Understanding Secondary Sarcopenia Development in Young Adults Using Pig Model with Chronic Pancreatitis

Abstract

Chronic pancreatitis (CP) in young individuals may lead to disease-related secondary sarcopenia (SSARC), characterized by muscle loss and systemic inflammation. In this study, CP was induced in young pigs, and serum levels of key hormones, muscle fiber diameters in various muscles, and the mRNA expression of genes related to oxidative stress and programmed cell death were assessed. A decrease in muscle fiber diameters was observed in SSARC pigs, particularly in the longissimus and diaphragm muscles. Hormonal analysis revealed alterations in dehydroepiandrosterone, testosterone, oxytocin, myostatin, and cortisol levels, indicating a distinct hormonal response in SSARC pigs compared to controls. Oxytocin levels in SSARC pigs were significantly lower and myostatin levels higher. Additionally, changes in the expression of catalase (CAT), caspase 8 (CASP8), B-cell lymphoma 2 (BCL2), and BCL2-associated X protein (BAX) mRNA suggested a downregulation of oxidative stress response and apoptosis regulation. A reduced BAX/BCL2 ratio in SSARC pigs implied potential caspase-independent cell death pathways. The findings highlight the complex interplay between hormonal changes and muscle degradation in SSARC, underscoring the need for further research into the apoptotic and inflammatory pathways involved in muscle changes due to chronic organ inflammation in young individuals.
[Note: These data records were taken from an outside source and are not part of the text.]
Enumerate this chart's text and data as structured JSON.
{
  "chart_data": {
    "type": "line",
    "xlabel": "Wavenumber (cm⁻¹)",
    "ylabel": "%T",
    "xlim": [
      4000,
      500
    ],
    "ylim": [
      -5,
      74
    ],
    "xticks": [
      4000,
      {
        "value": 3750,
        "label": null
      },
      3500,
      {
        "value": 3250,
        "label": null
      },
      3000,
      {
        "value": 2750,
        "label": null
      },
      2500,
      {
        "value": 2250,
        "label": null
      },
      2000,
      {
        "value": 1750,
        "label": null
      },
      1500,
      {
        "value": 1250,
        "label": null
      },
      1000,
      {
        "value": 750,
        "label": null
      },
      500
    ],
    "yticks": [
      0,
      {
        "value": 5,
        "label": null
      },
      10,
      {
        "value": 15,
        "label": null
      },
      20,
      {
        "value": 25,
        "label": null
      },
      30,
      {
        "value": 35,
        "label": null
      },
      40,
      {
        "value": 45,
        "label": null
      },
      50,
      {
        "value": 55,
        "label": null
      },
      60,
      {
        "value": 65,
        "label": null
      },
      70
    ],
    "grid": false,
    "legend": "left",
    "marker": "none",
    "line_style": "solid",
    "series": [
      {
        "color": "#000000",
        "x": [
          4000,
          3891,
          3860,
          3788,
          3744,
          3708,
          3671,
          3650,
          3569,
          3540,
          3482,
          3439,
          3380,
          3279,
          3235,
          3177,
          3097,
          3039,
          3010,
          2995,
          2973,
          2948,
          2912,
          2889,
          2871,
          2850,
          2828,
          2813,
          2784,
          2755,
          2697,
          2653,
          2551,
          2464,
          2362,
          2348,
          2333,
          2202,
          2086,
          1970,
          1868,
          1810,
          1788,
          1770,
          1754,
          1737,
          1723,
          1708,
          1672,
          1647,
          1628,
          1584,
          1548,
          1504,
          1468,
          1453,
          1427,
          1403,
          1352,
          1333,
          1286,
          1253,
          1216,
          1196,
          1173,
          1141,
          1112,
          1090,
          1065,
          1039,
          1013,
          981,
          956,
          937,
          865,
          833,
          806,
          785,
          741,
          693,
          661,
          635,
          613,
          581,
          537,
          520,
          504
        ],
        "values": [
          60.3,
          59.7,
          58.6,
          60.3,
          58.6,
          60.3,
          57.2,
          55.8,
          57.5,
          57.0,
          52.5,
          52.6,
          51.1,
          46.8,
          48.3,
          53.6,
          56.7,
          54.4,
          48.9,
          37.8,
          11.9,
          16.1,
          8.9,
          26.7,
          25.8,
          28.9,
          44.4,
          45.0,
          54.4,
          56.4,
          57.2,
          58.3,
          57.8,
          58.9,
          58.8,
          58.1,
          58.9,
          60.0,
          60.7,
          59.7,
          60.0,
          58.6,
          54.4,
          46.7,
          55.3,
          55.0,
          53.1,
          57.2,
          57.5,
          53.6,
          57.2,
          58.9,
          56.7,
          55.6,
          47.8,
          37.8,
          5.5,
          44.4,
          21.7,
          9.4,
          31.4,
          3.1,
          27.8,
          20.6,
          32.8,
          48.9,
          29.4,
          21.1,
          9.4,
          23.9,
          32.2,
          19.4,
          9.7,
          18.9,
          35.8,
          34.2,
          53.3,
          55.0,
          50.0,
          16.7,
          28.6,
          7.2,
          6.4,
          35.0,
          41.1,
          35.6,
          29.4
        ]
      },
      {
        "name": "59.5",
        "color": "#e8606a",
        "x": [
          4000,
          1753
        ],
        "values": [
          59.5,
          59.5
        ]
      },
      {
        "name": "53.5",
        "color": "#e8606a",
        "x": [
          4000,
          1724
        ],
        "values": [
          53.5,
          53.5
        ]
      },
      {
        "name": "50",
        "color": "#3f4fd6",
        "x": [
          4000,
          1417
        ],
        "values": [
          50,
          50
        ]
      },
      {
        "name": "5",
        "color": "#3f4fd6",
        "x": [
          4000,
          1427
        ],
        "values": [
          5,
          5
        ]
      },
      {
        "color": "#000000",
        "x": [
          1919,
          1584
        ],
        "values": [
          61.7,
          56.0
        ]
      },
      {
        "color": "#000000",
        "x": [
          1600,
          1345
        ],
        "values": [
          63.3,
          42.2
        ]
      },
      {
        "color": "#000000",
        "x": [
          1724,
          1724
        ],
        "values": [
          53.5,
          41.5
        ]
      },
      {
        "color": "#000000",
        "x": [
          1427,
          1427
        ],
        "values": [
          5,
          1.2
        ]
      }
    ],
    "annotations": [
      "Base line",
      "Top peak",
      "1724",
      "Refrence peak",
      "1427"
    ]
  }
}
Keywords: chronic pancreatitis; muscle fibers; pig; sarcopenia.

Figure 1

Muscle histomorphometry. (A) Representative images of the NADH-TR and MyHC stained sections of the diaphragm, the longissimus lumborum muscle, and the triceps brachii muscle in the control (C-pig) and cerulein-injected (SSARC-pig) groups, showing muscle fiber type variability. Type I fibers are stained brown, type IIa fibers are stained blue, and type IIb fibers are stained white; (B) Comparison of numbers of muscle fibers in the cross-section of the diaphragm, the longissimus lumborum muscle, and the triceps brachii muscle; (C) Comparison of the diameter of type I, IIa, and IIb muscle fibers in the diaphragm, longissimus lumborum muscle, and the triceps brachii muscle; (D) Comparison of the percentages of type I, IIa, and IIb muscle fibers in the diaphragm, longissimus lumborum muscle, and the triceps brachii muscle. In graphs, data are represented as the mean ± SE values (n = 5 in each group). Statistical significance: * p < 0.05, ** p < 0.01, *** p < 0.001 (two-tailed t-test adjusted for multiple comparisons using the Bonferroni method). In images in (A), all the scale bars show 100 μm.

Figure 2

Time dependence of serum sarcopenic indicators during the experimental period: (A) dehydroepiandrosterone, DHEA; (B) testosterone, T; (C) cortisol; (D) oxytocin, OT; (E) myostatin, MNST; and (F) DHEA/cortisol ratio in pigs during the experimental period. Data are shown for the control group (C-pigs, black) and the cerulein-injected group (SSARC-pigs, red). The shaded area represents the 6-day-long period of daily cerulein injections (1 µg/kg b.w./day) in the SSARC-pig group. Data are presented as mean ± SE (n = 5 in each group). Statistical significance: * p < 0.05; ** p < 0.01; *** p < 0.001 (compared to day 0); # p < 0.05; ## p < 0.01 (between groups at a given time point).

Figure 3

Relative gene expression of (A) antioxidant proteins, (B) signal proteins of programmed cell death, and (C) BAX/BCL2 mRNA ratio in pigs in the control (C-pig) and cerulein-injected (SSARC-pig) groups. The expression was normalized to the GAPDH housekeeping gene and is presented relative to the level observed in the control group. Due to the −ΔΔCT method’s exponential nature for calculating relative mRNA expression, the graphs depict the geometric means with SE (standard errors) (n = 5 in each group). Statistical significance: * p < 0.05, ** p < 0.01, *** p < 0.001 (two-tailed t-test adjusted for multiple comparisons using the Bonferroni method).